Giving back to the community and learning the importance of being a helpful part of our community are areas that are easiest taught to children when they’re young by leading by example and by jumping in and doing. Making volunteerism a habit, and a regular part of life will help children to become natural volunteers within the community. Finding service projects that young children can participate in is often a stumbling block, making it more difficult for families to jump right in.
Volunteer activities for kids
Visit a Senior Center
Senior centers invite children and children’s groups to visit for happy smiles, playful visits and entertainment. Parent groups can sign up their children to sing or visit and play simple board games, cards and, for older children, read stories. This is a great way to not just teach children about volunteering, but also about appreciating and feeling comfortable around, elders.
Help a neighbor
Children with older neighbors simply need to ask how they can help, though more stubborn neighbors may need to be reminded of what they need. Perhaps the neighbor needs help taking the trash out each week, or could use a hand weeding or gardening in the spring and summer. It may be as simple as collecting the mail for a neighbor who struggles to get outside or offering to shovel on a snowy day.

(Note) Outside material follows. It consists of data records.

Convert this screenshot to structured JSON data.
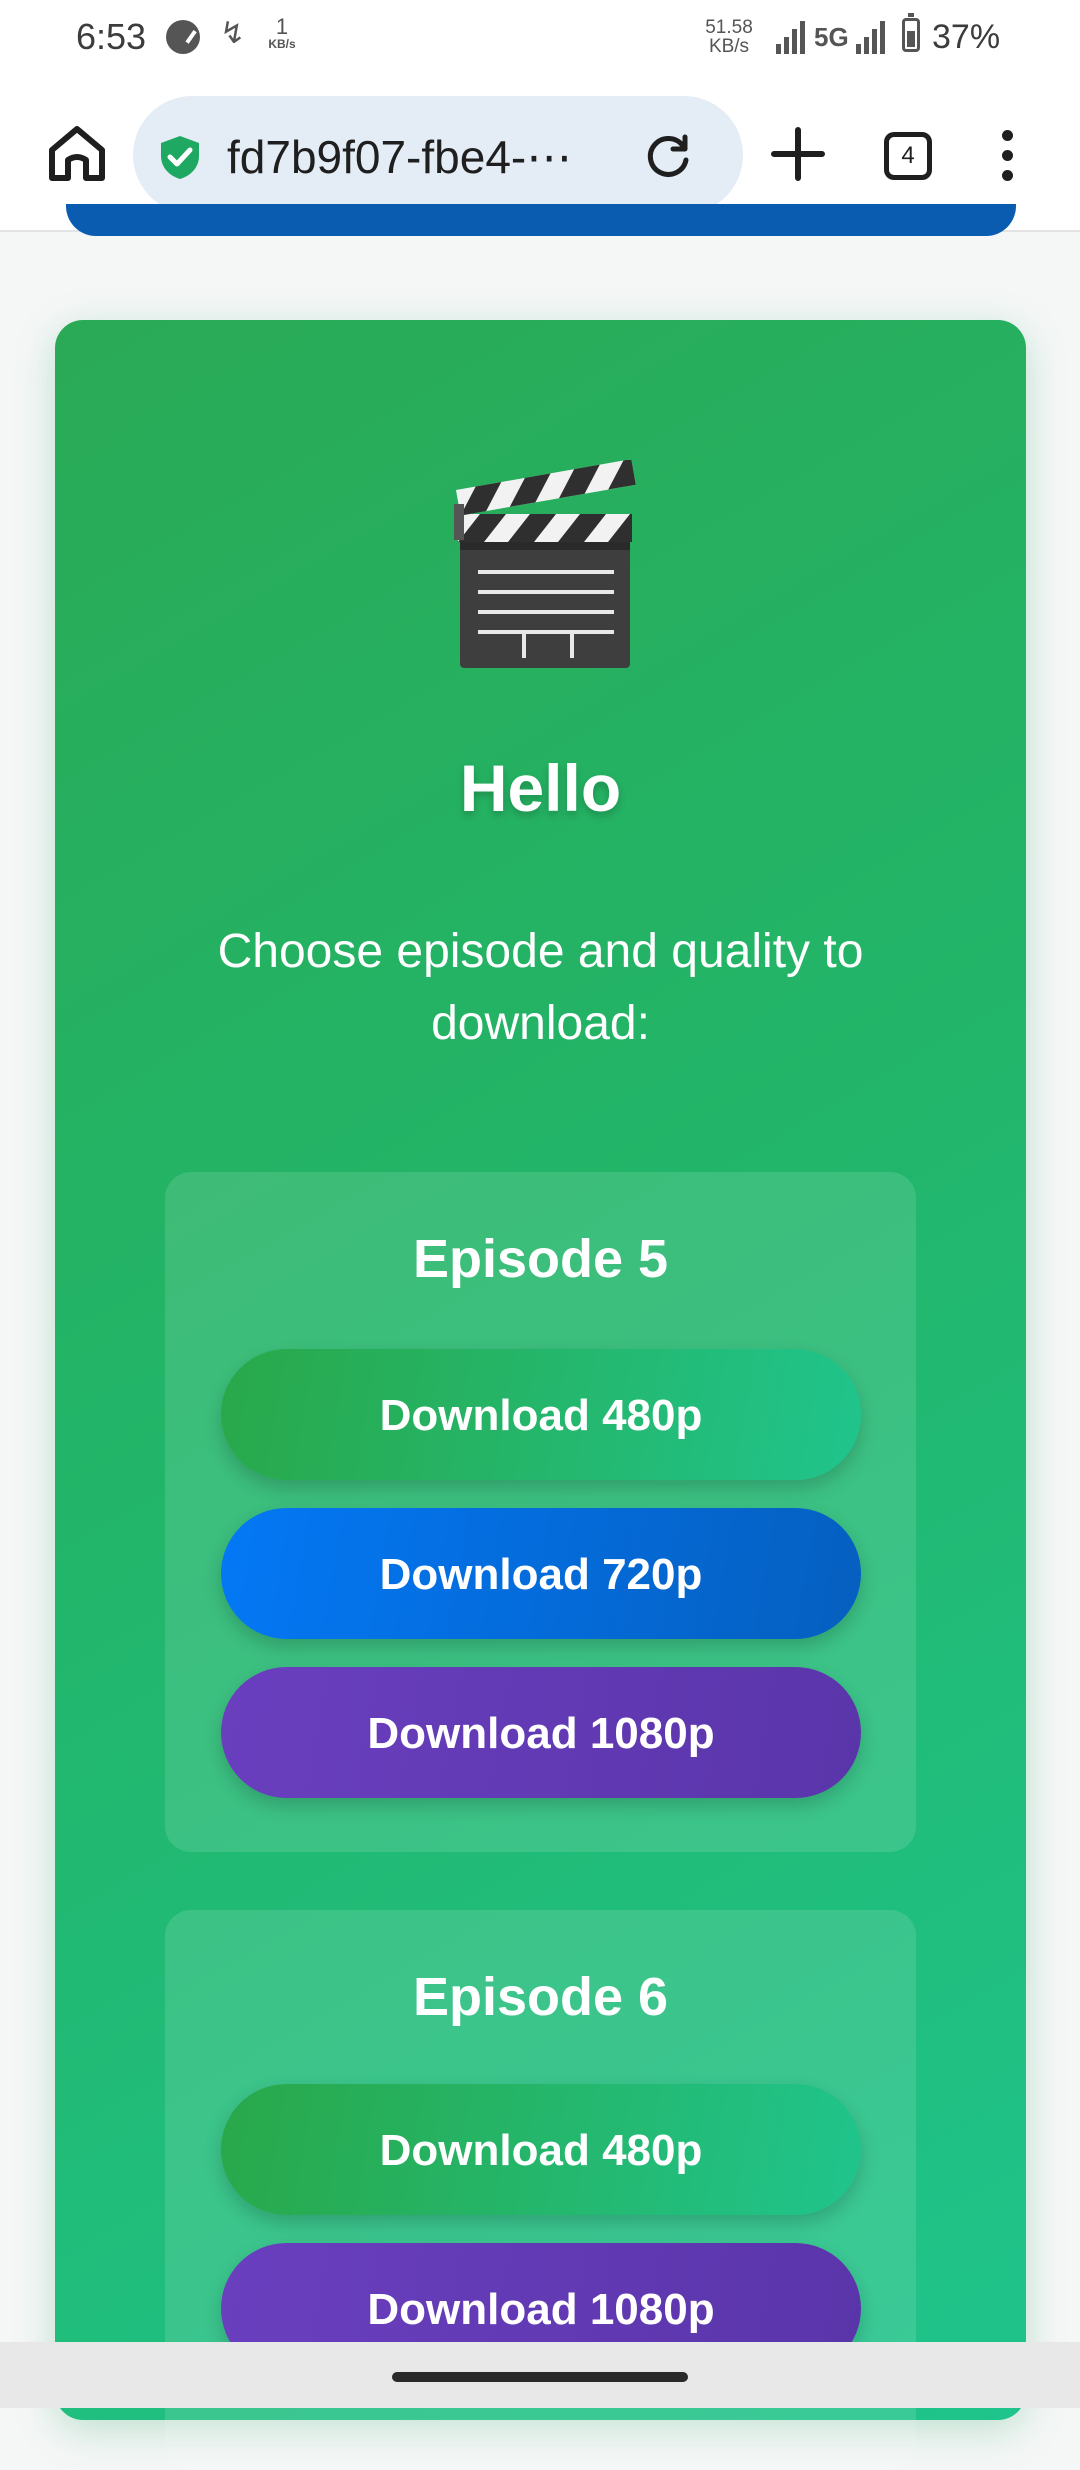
{
  "status_bar": {
    "time": "6:53",
    "speed_left_value": "1",
    "speed_left_unit": "KB/s",
    "speed_right_value": "51.58",
    "speed_right_unit": "KB/s",
    "network": "5G",
    "battery": "37%"
  },
  "browser": {
    "url": "fd7b9f07-fbe4-⋯",
    "tab_count": "4"
  },
  "page": {
    "heading": "Hello",
    "subtitle": "Choose episode and quality to download:",
    "episodes": [
      {
        "title": "Episode 5",
        "buttons": [
          "Download 480p",
          "Download 720p",
          "Download 1080p"
        ]
      },
      {
        "title": "Episode 6",
        "buttons": [
          "Download 480p",
          "Download 1080p"
        ]
      }
    ]
  },
  "colors": {
    "card_gradient_start": "#2aaa56",
    "card_gradient_end": "#1fc48c",
    "btn_480p": "#29a84a",
    "btn_720p": "#0478f5",
    "btn_1080p": "#6a3fbf"
  },
  "icons": [
    "shield-check-icon",
    "home-icon",
    "reload-icon",
    "plus-icon",
    "tabs-icon",
    "more-vert-icon",
    "clapperboard-icon"
  ]
}
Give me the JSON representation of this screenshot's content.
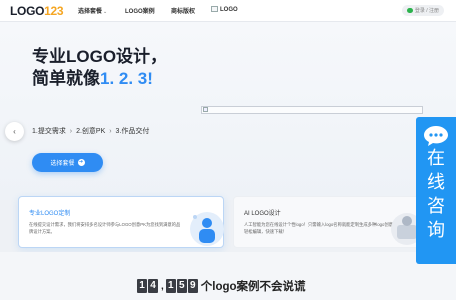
{
  "header": {
    "logo_text": "LOGO",
    "logo_num": "123",
    "nav": [
      {
        "label": "选择套餐",
        "has_dropdown": true
      },
      {
        "label": "LOGO案例"
      },
      {
        "label": "商标版权"
      },
      {
        "label": "LOGO"
      }
    ],
    "login_label": "登录 / 注册"
  },
  "hero": {
    "title_main": "专业LOGO设计，简单就像",
    "title_accent": "1. 2. 3!",
    "steps": [
      "1.提交需求",
      "2.创意PK",
      "3.作品交付"
    ],
    "cta_label": "选择套餐"
  },
  "cards": [
    {
      "title": "专业LOGO定制",
      "desc": "在线提交设计需求，我们将安排多名设计师参与LOGO创意PK为您找到满意的品牌设计方案。"
    },
    {
      "title": "AI LOGO设计",
      "desc": "人工智能为您在线设计个性logo！只需输入logo名称就能定制生成多种logo创意；轻松编辑，快速下载！"
    }
  ],
  "counter": {
    "digits_a": [
      "1",
      "4"
    ],
    "digits_b": [
      "1",
      "5",
      "9"
    ],
    "suffix": "个logo案例不会说谎"
  },
  "consult": {
    "chars": [
      "在",
      "线",
      "咨",
      "询"
    ]
  },
  "colors": {
    "accent": "#2f8cf3",
    "consult_bg": "#2196f3",
    "brand_num": "#f5a623"
  }
}
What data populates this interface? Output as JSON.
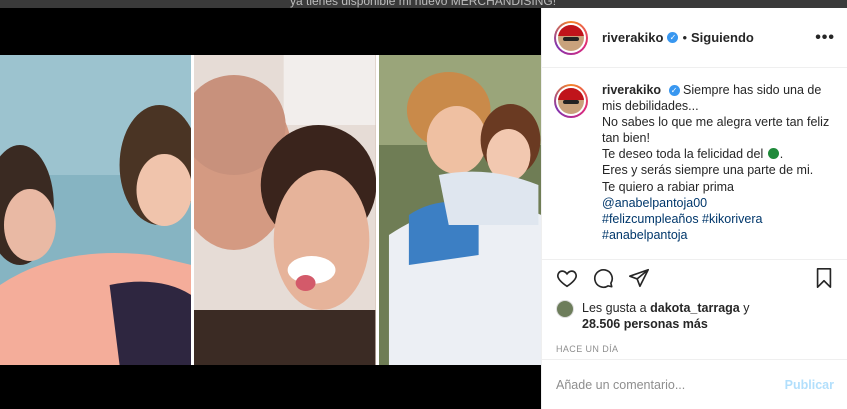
{
  "backdrop": {
    "text": "ya tienes disponible mi nuevo MERCHANDISING!"
  },
  "header": {
    "username": "riverakiko",
    "verified_glyph": "✓",
    "separator": "•",
    "follow_status": "Siguiendo",
    "more_label": "•••"
  },
  "caption": {
    "username": "riverakiko",
    "line1": "Siempre has sido una de mis debilidades...",
    "line2": "No sabes lo que me alegra verte tan feliz tan bien!",
    "line3_before": "Te deseo toda la felicidad del",
    "line3_after": ".",
    "line4": "Eres y serás siempre una parte de mi.",
    "line5": "Te quiero a rabiar prima",
    "mention": "@anabelpantoja00",
    "hashtags1": "#felizcumpleaños #kikorivera",
    "hashtags2": "#anabelpantoja"
  },
  "actions": {
    "like_icon": "heart-icon",
    "comment_icon": "comment-icon",
    "share_icon": "share-icon",
    "save_icon": "bookmark-icon"
  },
  "likes": {
    "prefix": "Les gusta a",
    "user": "dakota_tarraga",
    "conj": "y",
    "count": "28.506 personas más"
  },
  "timestamp": "HACE UN DÍA",
  "comment": {
    "placeholder": "Añade un comentario...",
    "publish_label": "Publicar"
  },
  "colors": {
    "verified": "#3897f0",
    "link": "#00376b",
    "publish_disabled": "#b2dffc"
  }
}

Create a gardent at school, your community center or your place of worship
Gardens bring smiles, warmth and life to a variety of areas, but, sadly, they’re easily overlooked and frequently cut from budgets. Families can contact building directors to learn how they can establish, plan, create and keep-up community gardens—this is a great group activity.
Help with a clean-up day
Another easy activity to do with kids is to clean up parks and local community areas. Contact your local park-board, community center or favorite sports league to ask about their park clean-up days. And don’t forget your rubber gloves!
Help stock soup kitchens
While some soup kitchens may have rules about the minimum ages of volunteers who may interact within the actual kitchens, they often accept help behind the scenes. Bring your child in to help sort and organize foods, or work with your child to run a collection through a your neighborhood or school.
National Days of Service
MLK Day of Service
Traditionally held on Martin Luther King, Jr. Memorial Day (the third Monday of January), the MLK Day of Service is celebrated across the country as a day to follow King’s idea: “Life’s most persistent and urgent question is: ‘What are you doing for others?'”

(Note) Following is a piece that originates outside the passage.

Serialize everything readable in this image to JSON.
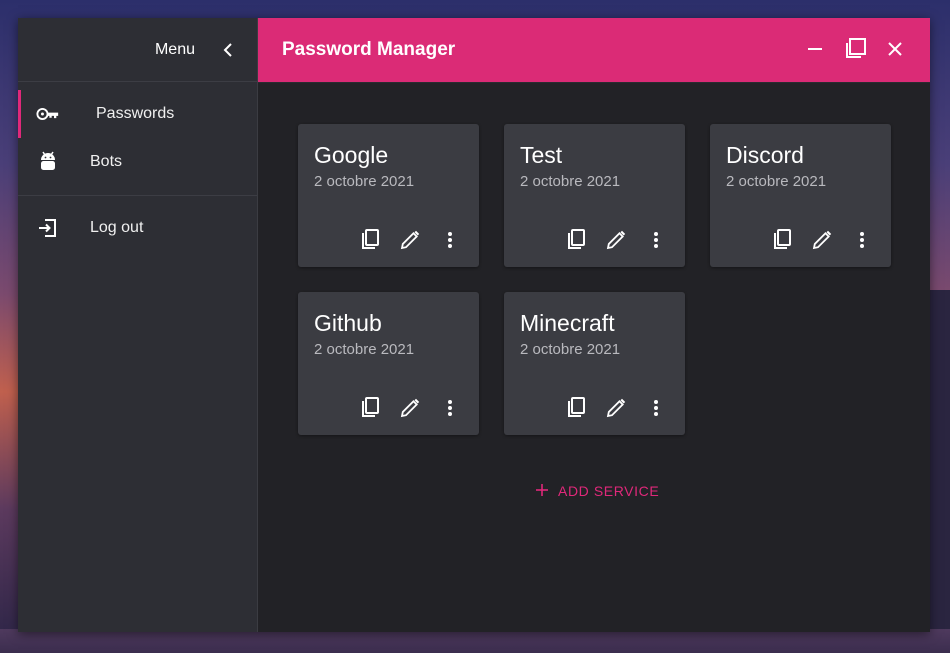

Visit Volunteer Match or the official day of service website to be matched with local activities that are of interest and in need of volunteers. MLK Day of Service webpage also lists lesson plans which include suggestions for children and a toolkit to help you plan your day of service.
September 11 National Day of Service and Remembrance
While the 9/11 National Day of Service and Remembrance began in 2002, it was official established by Congress as a recognized national event day in 2009 and is supported by organizations such as MyGoodDeed. More information, tool kits ideas and lessons for children can be found on the Serve website.